# Case Backhoe Help, PLease



## Drifter505 (Apr 21, 2011)

Extenda hoe will not extend or retract. Stabilizers will not lower or raise. Rest of machine is 100 percent. Tractor is 2005 580 Super M, Series 2, 1115 hours, very light use.

Please note, in chasing and tracing the wires and lines I unhooked the wires to the extenda hoe switches at the joy stick controller and the stabalizers work perfect. Plug the extenda hoe wire back up and they will not lower or raise and hoe still doesn't extend.

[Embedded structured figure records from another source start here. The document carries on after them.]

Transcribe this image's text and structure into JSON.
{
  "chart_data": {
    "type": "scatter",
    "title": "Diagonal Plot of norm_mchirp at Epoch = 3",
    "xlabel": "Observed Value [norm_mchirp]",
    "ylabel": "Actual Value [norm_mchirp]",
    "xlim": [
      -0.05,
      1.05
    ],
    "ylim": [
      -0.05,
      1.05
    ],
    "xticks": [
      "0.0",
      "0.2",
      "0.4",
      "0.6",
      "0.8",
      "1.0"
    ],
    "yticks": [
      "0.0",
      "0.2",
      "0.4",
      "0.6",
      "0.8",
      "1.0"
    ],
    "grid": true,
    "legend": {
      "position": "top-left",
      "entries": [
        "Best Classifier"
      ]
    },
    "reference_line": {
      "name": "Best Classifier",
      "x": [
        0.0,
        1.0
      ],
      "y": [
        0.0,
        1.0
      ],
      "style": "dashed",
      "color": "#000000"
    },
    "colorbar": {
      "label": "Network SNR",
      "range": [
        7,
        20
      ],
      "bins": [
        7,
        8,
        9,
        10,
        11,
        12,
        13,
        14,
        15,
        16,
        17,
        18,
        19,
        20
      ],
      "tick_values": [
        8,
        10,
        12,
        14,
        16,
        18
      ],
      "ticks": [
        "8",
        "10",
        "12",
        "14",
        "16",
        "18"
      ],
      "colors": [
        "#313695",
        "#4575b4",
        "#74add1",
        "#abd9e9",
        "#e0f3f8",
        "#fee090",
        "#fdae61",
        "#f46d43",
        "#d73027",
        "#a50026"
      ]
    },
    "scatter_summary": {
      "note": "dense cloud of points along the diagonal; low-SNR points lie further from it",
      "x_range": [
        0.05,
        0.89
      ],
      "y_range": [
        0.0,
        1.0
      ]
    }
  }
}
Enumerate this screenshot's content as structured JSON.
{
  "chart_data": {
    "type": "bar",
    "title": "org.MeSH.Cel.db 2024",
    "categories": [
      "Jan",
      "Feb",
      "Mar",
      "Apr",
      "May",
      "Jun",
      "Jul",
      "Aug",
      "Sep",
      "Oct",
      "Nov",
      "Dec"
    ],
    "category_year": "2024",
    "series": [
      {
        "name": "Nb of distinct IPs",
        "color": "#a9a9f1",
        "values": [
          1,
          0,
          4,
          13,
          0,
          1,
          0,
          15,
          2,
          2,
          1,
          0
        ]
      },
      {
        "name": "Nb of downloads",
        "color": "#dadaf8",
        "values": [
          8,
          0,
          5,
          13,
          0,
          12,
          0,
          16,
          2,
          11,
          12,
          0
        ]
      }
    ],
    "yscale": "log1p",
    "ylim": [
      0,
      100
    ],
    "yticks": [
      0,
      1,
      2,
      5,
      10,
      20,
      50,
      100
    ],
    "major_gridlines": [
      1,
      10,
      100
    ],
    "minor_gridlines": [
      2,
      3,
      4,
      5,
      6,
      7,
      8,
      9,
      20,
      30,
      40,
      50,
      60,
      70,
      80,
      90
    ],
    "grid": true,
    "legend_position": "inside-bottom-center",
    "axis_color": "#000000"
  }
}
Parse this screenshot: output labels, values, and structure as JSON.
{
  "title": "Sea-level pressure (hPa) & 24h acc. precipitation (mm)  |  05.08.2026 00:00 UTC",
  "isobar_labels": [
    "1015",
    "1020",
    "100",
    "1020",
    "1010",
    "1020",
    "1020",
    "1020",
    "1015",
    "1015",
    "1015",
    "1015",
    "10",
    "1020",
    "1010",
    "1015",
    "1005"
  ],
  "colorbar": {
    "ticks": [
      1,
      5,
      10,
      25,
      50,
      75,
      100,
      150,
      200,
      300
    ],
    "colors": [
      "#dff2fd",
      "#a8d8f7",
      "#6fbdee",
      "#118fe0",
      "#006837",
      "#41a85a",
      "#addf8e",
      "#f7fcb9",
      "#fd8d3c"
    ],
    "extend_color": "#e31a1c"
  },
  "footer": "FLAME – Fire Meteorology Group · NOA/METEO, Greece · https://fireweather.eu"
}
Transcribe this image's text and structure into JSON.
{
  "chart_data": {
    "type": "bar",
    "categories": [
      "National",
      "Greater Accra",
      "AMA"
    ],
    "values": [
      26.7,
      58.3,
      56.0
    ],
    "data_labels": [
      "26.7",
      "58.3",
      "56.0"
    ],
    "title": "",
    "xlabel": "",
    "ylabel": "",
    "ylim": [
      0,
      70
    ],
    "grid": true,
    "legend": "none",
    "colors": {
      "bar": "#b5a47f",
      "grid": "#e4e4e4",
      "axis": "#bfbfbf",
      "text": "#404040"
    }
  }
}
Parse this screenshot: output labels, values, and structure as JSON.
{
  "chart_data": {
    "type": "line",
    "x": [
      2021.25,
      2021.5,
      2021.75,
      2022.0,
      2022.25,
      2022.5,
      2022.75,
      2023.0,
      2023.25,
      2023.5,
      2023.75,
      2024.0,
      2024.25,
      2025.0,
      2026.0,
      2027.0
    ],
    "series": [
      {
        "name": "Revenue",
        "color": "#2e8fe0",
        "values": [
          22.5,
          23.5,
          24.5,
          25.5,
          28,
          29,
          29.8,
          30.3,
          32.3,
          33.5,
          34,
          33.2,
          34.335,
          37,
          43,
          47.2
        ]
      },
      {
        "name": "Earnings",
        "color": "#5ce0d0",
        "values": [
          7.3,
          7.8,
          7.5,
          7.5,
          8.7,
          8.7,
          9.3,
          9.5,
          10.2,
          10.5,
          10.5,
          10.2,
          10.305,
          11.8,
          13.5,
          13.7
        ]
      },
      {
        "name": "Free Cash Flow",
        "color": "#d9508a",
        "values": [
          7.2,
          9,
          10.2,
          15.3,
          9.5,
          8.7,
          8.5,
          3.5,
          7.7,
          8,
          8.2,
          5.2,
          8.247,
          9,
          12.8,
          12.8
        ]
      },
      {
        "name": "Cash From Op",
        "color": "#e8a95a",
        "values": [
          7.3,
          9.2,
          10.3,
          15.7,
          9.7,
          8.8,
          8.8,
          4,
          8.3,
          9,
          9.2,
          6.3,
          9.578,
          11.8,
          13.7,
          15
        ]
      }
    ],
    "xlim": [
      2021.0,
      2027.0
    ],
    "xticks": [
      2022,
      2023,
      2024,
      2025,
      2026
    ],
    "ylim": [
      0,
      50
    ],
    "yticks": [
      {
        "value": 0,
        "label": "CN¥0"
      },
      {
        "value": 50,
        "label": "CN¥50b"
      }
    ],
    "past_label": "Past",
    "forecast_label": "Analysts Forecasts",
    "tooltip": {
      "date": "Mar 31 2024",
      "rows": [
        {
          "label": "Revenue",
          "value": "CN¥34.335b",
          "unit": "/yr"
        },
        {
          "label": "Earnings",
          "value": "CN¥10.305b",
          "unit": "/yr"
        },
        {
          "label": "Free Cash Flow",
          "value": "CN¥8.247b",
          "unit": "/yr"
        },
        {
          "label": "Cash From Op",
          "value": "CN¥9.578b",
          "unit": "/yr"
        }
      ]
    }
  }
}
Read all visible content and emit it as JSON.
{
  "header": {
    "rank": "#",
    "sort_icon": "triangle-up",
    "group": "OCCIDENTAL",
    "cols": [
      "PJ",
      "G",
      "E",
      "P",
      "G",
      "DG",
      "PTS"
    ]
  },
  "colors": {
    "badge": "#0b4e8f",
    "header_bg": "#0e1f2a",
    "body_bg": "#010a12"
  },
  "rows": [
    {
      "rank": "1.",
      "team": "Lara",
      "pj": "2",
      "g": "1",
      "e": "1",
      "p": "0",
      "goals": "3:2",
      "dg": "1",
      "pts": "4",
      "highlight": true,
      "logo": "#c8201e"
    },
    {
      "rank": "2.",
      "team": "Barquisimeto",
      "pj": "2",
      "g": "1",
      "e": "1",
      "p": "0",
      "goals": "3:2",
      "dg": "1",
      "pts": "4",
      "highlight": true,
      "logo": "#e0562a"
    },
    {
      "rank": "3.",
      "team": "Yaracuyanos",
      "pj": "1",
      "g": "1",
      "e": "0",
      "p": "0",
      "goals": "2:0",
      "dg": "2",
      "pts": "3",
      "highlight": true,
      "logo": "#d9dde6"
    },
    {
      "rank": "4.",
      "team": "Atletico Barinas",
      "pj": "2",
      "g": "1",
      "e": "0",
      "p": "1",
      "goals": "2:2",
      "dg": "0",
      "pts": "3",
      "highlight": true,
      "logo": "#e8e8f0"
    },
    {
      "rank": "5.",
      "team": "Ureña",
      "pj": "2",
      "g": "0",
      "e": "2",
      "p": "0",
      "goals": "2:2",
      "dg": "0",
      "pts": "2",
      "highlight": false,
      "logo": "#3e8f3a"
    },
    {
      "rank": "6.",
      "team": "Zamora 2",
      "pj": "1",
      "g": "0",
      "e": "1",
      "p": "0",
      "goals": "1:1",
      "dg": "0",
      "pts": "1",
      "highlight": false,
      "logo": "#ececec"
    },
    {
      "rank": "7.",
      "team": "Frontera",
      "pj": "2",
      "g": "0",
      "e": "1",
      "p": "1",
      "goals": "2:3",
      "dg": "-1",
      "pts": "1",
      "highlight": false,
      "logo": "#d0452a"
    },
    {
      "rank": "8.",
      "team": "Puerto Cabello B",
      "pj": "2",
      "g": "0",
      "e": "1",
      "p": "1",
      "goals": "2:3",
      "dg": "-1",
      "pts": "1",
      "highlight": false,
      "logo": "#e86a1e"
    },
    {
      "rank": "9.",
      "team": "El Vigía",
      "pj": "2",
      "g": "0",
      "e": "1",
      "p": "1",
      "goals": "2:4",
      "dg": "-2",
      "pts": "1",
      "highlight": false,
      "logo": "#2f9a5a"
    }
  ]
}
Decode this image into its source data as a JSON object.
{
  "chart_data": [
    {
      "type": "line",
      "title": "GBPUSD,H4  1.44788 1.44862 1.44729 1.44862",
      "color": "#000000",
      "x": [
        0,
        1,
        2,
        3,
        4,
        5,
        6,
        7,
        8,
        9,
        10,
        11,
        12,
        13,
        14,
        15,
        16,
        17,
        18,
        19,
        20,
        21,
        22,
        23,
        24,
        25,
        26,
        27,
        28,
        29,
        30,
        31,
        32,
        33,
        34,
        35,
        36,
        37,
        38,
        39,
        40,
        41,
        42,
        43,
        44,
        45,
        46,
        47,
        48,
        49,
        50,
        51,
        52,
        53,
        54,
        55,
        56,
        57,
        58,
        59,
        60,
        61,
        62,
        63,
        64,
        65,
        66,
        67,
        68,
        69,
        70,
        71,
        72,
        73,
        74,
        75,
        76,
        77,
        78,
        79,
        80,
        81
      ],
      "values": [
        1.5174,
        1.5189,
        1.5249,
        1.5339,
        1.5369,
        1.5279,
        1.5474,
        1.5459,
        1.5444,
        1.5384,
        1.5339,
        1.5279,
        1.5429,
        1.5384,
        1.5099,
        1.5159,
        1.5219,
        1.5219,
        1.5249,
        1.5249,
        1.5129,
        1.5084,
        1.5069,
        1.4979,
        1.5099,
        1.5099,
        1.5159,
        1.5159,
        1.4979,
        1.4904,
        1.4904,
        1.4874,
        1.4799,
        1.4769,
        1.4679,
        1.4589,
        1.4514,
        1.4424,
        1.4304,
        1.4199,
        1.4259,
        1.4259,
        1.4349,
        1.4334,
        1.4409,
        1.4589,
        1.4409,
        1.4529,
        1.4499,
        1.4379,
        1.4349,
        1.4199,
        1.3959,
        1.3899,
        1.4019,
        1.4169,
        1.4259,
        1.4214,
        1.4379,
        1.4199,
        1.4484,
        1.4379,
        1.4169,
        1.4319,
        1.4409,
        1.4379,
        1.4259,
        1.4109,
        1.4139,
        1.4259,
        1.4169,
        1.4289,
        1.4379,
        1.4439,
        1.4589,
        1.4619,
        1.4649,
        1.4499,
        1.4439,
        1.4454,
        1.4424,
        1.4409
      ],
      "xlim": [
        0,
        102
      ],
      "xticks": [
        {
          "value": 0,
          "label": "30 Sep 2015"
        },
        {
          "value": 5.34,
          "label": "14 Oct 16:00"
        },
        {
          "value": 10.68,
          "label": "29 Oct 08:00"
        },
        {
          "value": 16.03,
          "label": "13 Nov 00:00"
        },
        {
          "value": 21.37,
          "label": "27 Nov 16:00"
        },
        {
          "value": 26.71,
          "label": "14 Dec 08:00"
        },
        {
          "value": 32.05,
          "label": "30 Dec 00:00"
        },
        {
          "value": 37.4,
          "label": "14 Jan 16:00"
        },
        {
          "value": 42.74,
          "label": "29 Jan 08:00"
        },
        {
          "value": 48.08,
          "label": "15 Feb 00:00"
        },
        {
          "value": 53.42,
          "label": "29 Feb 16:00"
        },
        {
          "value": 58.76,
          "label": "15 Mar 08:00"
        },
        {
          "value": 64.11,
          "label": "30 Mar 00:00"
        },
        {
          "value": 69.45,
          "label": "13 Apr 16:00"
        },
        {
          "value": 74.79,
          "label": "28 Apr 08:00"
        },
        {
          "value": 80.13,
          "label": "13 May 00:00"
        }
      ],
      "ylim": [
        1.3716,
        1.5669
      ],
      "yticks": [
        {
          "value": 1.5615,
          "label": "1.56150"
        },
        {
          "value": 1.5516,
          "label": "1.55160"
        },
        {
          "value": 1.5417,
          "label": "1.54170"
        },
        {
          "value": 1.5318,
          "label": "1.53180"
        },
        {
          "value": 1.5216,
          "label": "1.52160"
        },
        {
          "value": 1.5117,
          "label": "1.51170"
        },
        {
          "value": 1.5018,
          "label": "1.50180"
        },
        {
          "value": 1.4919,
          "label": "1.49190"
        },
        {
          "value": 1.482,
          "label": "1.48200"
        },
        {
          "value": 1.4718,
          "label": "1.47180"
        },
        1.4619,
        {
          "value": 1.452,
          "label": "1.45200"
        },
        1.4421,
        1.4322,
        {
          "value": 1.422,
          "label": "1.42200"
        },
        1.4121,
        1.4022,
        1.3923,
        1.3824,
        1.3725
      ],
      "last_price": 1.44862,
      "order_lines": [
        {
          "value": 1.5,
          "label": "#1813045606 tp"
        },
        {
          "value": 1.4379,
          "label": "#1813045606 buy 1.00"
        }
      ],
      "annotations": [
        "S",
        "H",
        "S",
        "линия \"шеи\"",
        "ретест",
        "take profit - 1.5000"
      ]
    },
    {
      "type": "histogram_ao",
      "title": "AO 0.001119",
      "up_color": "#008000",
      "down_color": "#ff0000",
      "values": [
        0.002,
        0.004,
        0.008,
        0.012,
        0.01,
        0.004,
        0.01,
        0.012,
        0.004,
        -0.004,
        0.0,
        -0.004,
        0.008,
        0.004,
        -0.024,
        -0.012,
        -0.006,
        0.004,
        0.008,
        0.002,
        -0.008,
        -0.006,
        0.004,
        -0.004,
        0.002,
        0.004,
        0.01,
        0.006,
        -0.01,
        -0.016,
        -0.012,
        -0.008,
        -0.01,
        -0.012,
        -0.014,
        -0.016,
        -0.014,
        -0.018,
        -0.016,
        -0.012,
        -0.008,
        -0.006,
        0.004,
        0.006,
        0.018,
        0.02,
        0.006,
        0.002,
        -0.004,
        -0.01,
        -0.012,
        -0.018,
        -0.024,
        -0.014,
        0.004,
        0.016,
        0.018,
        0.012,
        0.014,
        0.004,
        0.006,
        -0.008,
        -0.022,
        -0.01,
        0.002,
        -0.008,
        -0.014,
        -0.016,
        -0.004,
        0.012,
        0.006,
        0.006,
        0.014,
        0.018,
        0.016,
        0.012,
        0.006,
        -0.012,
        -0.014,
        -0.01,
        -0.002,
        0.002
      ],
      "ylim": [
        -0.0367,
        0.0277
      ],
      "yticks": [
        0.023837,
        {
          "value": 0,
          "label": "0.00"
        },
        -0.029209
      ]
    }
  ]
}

Thank you for reading and hopefully you can help me to fix.

Thank you all !


----------



## rsmith335 (Jun 2, 2010)

I would get some electrical cleaner and clean all the conections first, back hoes are nasty dirty.


----------



## Hoodoo Valley (Nov 14, 2006)

Welcome to the forum too!


----------



## Drifter505 (Apr 21, 2011)

*Thank you, good idea*

Have a great weekend ByeBye


rsmith335 said:


> I would get some electrical cleaner and clean all the conections first, back hoes are nasty dirty.


----------



## Drifter505 (Apr 21, 2011)

Thank you, very nice forum, lots of info !


----------



## BelarusBulldog (Feb 19, 2011)

Drifter505 said:


> Extenda hoe will not extend or retract. Stabilizers will not lower or raise. Rest of machine is 100 percent. Tractor is 2005 580 Super M, Series 2, 1115 hours, very light use.
> 
> Please note, in chasing and tracing the wires and lines I unhooked the wires to the extenda hoe switches at the joy stick controller and the stabalizers work perfect. Plug the extenda hoe wire back up and they will not lower or raise and hoe still doesn't extend.
> 
> ...


Sounds like you are dealing with a E/H valve being used to operate the two systems. When you disconnect the wires your stabilizers work, but not the hoe reach. My guess is that the solenoid is shorted out and not changing position. Hope this helps!Bye


----------



## BelarusBulldog (Feb 19, 2011)

Do you own a Shop Manual for this machine, or have access to one?Bye


----------



## suntrana45 (May 12, 2011)

Do any of the wires going to the Joystick get "hot" to the touch, if something is partially shorting out it may drag down the voltage and prevent other functions from working. Good idea on the cleaning, once you have cleaned the terminations you can smear a little silicone on the plugs to help keep out moisture and dirt.


----------



## farmertim (Dec 1, 2010)

Hey Drifter505, if you get that issue worked out let us know please so we can put that into the knowledge banks.
what works for one can work for others too.
Cheer,s oh! and welcome too.


----------